Springfield Care Home

Overall: Good read more about inspection ratings

72-74 Havant Road, Emsworth, Hampshire, PO10 7LH (01243) 372445

Provided and run by:
Springfield Health Services Limited

Report from 21 February 2024 assessment

On this page

Effective

Good

Updated 17 April 2024

During our assessment we found people were at increased risk of harm because risks associated with people’s support needs had not always been assessed, monitored or mitigated safely. This resulted in a breach of Regulation. Systems were in place to ensure consent to care and treatment, assessment of people’s needs and support to live healthier lives. Staff teams and external services usually worked well together. The majority of people, family members and external health and social care professionals told us they felt the service was effective. However, not all staff we spoke with were aware of the assessments in place to meet people’s needs.

This service scored 71 (out of 100) for this area. Find out what we look at when we assess this area and How we calculate these scores.

Assessing needs

Score: 3

We did not look at Assessing needs during this assessment. The score for this quality statement is based on the previous rating for Effective.

Delivering evidence-based care and treatment

Score: 2

People told us they had plenty to eat all times of the day, sometimes too much which they said could be overwhelming. We saw copies of menus and people told us they could choose their meals.

Not all senior staff were aware of RESTORE2 (a physical deterioration and escalation tool for care/nursing homes), although it was referenced in the provider’s policies. Not all staff supporting people to eat, were aware of people's dietary requirements. This meant that all people who had been assessed as being at risk when eating had pureed food. Whereas other options may have been more appropriate for their needs.

Staff did take people's routine observations regularly. Staff used a range of other recognised tools to assess and manage risks to people. Actions had been taken to protect people from the risk of falls, development of pressure ulcers, behaviours, malnutrition, choking, risks associated with blood thinners and continence and constipation. Safety alerts were shared with staff. However, there was a lack of clear guidance for staff in relation to people's nutritional risks and records. Staff were not recording on a person's food and fluid charts whether the meal served met the person's IDDSI requirements, as per the guidance from a SALT (Speech and Language Therapist). For example, if they had difficulty swallowing, staff had not documented the consistency of the meal served. There was a failure to ensure a person living with diabetes received appropriate intervention in line with good practice standards. This was due to a lack of written guidance for staff. This placed the person at potential risk of serious harm. We asked staff to seek clinical advice during our site visit to ensure the person's immediate safety which they did. After the site visit written guidance was put in place to mitigate the risk further. However, staff were not using RESTORE2, which is based on nationally recognised methodologies. This allows staff to consistently assess and escalate any deterioration for people. RESTORE2 includes the observation of blood sugar levels which are significantly different from the person's normal range which would have supported the escalation of concerns about the person with unstable blood sugars.

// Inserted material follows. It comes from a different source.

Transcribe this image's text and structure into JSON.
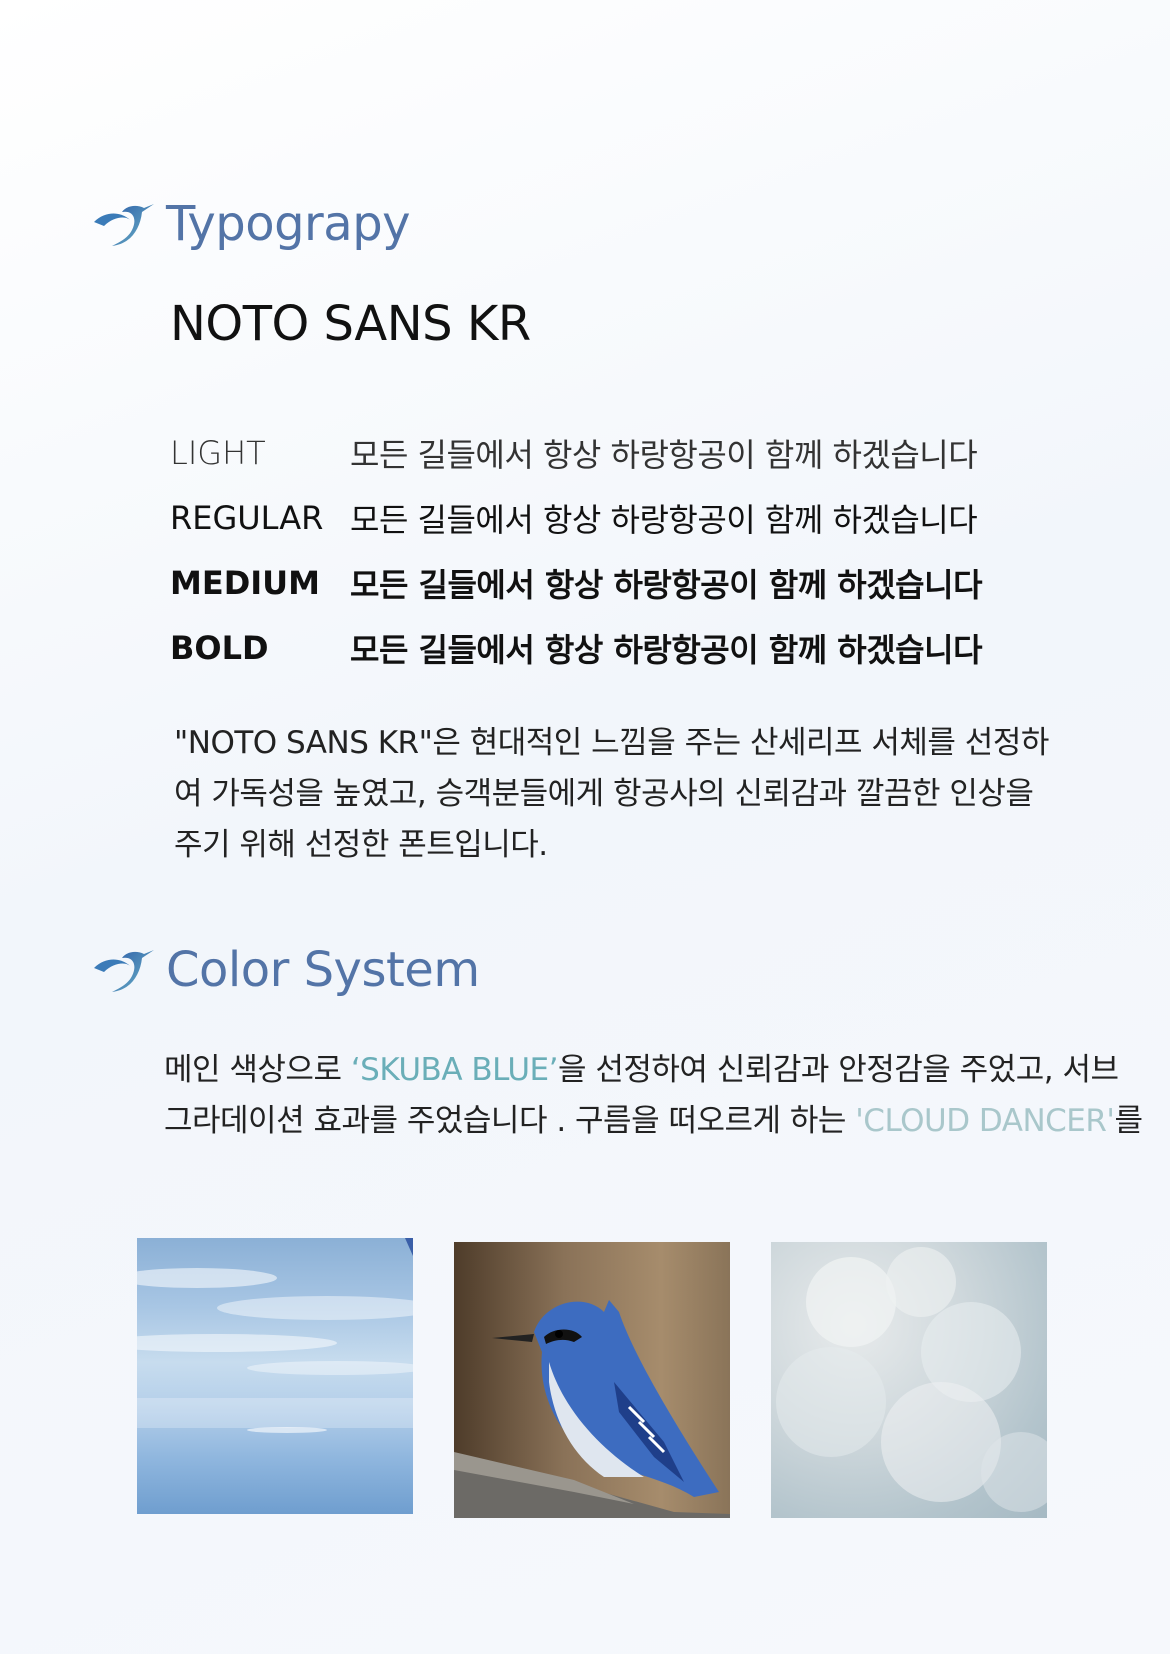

How staff, teams and services work together

Score: 3

We did not look at How staff, teams and services work together during this assessment. The score for this quality statement is based on the previous rating for Effective.

Supporting people to live healthier lives

Score: 3

We did not look at Supporting people to live healthier lives during this assessment. The score for this quality statement is based on the previous rating for Effective.

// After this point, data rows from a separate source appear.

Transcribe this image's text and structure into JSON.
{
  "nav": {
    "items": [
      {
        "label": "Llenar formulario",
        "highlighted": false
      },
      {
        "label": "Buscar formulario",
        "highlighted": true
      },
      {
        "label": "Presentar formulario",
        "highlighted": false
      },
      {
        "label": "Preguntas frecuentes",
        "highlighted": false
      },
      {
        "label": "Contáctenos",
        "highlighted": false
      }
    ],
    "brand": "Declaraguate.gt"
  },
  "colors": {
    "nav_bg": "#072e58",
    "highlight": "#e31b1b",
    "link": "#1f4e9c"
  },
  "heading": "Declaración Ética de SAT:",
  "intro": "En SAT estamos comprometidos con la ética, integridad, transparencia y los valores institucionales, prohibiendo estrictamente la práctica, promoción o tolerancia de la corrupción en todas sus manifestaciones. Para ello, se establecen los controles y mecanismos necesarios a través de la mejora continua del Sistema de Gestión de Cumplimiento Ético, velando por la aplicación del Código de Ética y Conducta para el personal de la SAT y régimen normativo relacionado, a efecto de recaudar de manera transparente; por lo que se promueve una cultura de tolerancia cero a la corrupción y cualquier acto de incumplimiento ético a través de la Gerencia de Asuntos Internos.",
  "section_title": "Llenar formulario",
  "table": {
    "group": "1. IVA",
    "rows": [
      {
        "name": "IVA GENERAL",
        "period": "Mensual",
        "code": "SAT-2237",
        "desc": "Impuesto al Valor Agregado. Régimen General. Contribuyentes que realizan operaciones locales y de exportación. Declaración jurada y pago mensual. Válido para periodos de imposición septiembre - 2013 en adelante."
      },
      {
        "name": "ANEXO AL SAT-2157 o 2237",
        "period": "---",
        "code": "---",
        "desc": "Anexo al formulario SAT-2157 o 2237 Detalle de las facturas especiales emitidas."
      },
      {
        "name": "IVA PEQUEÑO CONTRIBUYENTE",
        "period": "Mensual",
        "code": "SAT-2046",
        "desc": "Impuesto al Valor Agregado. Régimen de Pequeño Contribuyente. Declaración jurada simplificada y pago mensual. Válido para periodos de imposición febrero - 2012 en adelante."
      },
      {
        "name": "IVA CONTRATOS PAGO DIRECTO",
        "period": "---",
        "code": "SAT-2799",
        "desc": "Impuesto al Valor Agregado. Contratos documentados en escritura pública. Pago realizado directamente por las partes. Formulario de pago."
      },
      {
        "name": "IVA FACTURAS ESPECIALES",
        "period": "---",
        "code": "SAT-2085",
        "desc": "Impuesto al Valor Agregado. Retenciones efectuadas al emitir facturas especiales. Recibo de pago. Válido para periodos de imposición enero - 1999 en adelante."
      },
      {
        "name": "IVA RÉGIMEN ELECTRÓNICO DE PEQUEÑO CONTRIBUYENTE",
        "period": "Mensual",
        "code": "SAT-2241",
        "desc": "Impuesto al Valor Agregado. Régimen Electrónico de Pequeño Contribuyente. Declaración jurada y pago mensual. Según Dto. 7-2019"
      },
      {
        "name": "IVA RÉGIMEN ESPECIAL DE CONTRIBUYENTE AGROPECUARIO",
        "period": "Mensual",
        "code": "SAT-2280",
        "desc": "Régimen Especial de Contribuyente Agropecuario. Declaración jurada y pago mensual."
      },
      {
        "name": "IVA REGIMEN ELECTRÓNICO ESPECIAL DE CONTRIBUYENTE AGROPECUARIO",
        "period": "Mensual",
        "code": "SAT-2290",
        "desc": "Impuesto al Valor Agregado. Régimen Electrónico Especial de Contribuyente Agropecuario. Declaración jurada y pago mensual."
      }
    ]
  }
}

Monitoring and improving outcomes

Score: 3

We did not look at Monitoring and improving outcomes during this assessment. The score for this quality statement is based on the previous rating for Effective.

Where people had capacity to make decisions, we saw they consented with the proposed care and support. For example, if people had capacity but made what was considered to be an unwise decision, staff spoke with the person, checking they understood the risks of this decision. Staff were heard providing people with choices in relation to where they spent their time, what they wanted to do and if they wanted to be involved in activities.

Staff told us they sought people's consent for their care.

People's consent for their care had been sought where they had capacity to provide this or the relevant Power of Attorney, had been consulted. The use of any potential restrictions had been assessed and where people lacked capacity to consent to their use, legal requirements had been met.